Working from home (WFH) is such a privilege that you should actually pay more for it: that was the premise of a report from Deutsche Bank economists, which has created something of a stir.
The researchers argued that WFH will remain part of the ‘new normal’ after the pandemic has passed, and that this poses a big problem for economies with long-established infrastructure built around face-to-face working. The answer: remote workers should pay additional tax to support the broader economy and those unable to work from home.
“For years we have needed a tax on remote workers — COVID has just made it obvious. Quite simply, our economic system is not set up to cope with people who can disconnect themselves from face-to-face society,” the report said.
The COVID-19 pandemic of 2020 has certainly accelerated the trend towards home working, with governments ordering workers to stay put where possible. When the lockdowns lift, it’s unlikely that any return to the office will be full-time or for everyone.
The economists argue in favour of a relatively modest tax — perhaps $10 a day — to be paid by the remote worker, or by the employer if they do not provide staff with an office to go to.
There are plenty of reasons disagree with this proposal, not least because the idea of taxing people more for working from home, instead of travelling to the office and buying a sandwich at lunchtime, seems like a challenge. It also throws up many more questions.
Taxing matters
If economic inactivity is the issue, should you be taxed more if you cycle to work with a packed lunch? Conversely, should you pay even less tax if you promise to drive a big car into the city and have a long lunch every day in a restaurant?

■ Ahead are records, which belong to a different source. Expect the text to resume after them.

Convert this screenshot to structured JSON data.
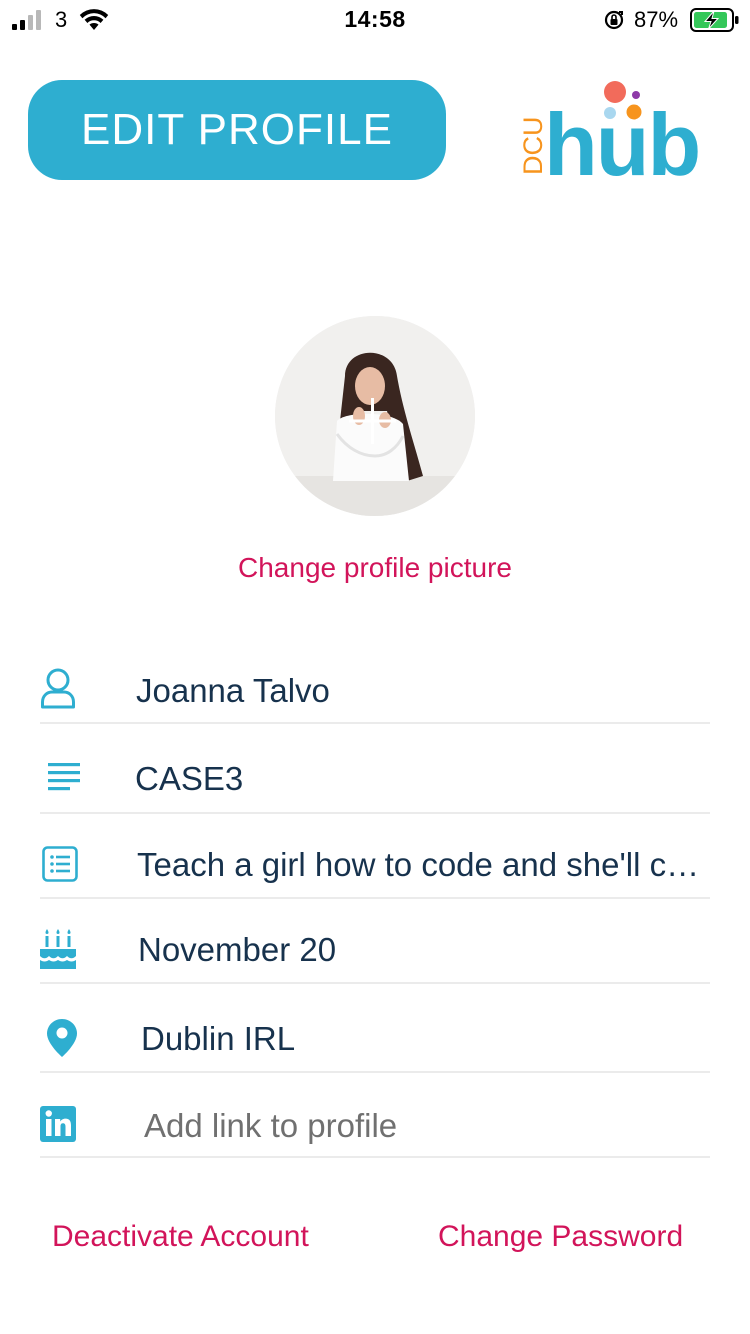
{
  "status_bar": {
    "carrier": "3",
    "time": "14:58",
    "battery_percent": "87%",
    "icons": [
      "signal-icon",
      "wifi-icon",
      "orientation-lock-icon",
      "battery-charging-icon"
    ]
  },
  "header": {
    "edit_profile_label": "EDIT PROFILE",
    "logo": {
      "prefix": "DCU",
      "word": "hub"
    }
  },
  "avatar": {
    "change_picture_label": "Change profile picture",
    "overlay_icon": "plus-icon"
  },
  "fields": {
    "name": {
      "icon": "user-icon",
      "value": "Joanna Talvo"
    },
    "course": {
      "icon": "lines-icon",
      "value": "CASE3"
    },
    "bio": {
      "icon": "list-icon",
      "value": "Teach a girl how to code and she'll change the world"
    },
    "birthday": {
      "icon": "cake-icon",
      "value": "November 20"
    },
    "location": {
      "icon": "location-pin-icon",
      "value": "Dublin IRL"
    },
    "link": {
      "icon": "linkedin-icon",
      "placeholder": "Add link to profile"
    }
  },
  "actions": {
    "deactivate_label": "Deactivate Account",
    "change_password_label": "Change Password"
  },
  "colors": {
    "accent": "#2eaed0",
    "link": "#d2145a",
    "text": "#17324d",
    "logo_orange": "#f7941d"
  }
}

And while many of those who can work from home would agree that front-line workers like nurses deserve better pay, it’s most unlikely that any government would ring-fence the money raised from a WFH tax for these workers. Instead, the proceeds would simply disappear into general spending.
So it’s most unlikely that a WFH tax would ever actually take off.
But that’s not really the point; rather, the Deutsche Bank economists are pointing out that if the hundred-year-plus reign of the office is coming to an end, that’s going to mean some big changes. Some we’ll come to see as positive, others less so.
The most obvious changes will be in city centres. Over the next few years, many organisations are likely to rethink the amount of office space they require — accelerating a trend that has been going on for a while.
But if office blocks no longer dominate the city, what will take their place? We could see emptiness and stagnation, or we could see people returning to dwell in the business and commerce areas of cities, which are usually deserted out of office hours. Bringing a community back into those cities could be a welcome development.
Some people will want to work from home, and some will just want to work nearer to home.
That might mean an expansion of local shared offices in smaller towns or suburbs, where workers from different organisations can share a printer and a chat over the coffee machine. That could reinvigorate local communities and reduce commutes, and maybe even favour local businesses over giant chains.
Some consequences are harder to measure.
If WFH is here to stay — and it is — then we may see more people leave the big cities, deciding that a better work-life balance is now possible. But there’s already a growing battle over what this means for wages.
Many companies pay more to workers in big cities because the cost of living is higher. What happens when staff can do the same job remotely from an area with a lower cost of living? Should they be paid less, even though they are doing the same job?
More broadly, if we’re all working from home more, there will be new personal challenges. If you never see your colleagues in the real world, what does that mean for teamwork and innovation? There is evidence to suggest that while we are productive at home, we may be less innovative. Keeping teams working smarter as well as harder will be the new challenge for managers.
And for individuals, motivation and ambition may be hard to maintain; it’s hard to demonstrate your skills to a manager you never see, so suddenly that promotion gets a lot harder. Technology may help with some of this, just as Zoom and Microsoft Teams has kept people connected in recent months. But we’ll need ever better, even more engaging tools if WFH is really going to work long-term.
The coronavirus pandemic has accelerated trends around work that have been building for years.
Navigating these changes, encouraging the ones we like and avoiding those we don’t, is the really taxing challenge ahead.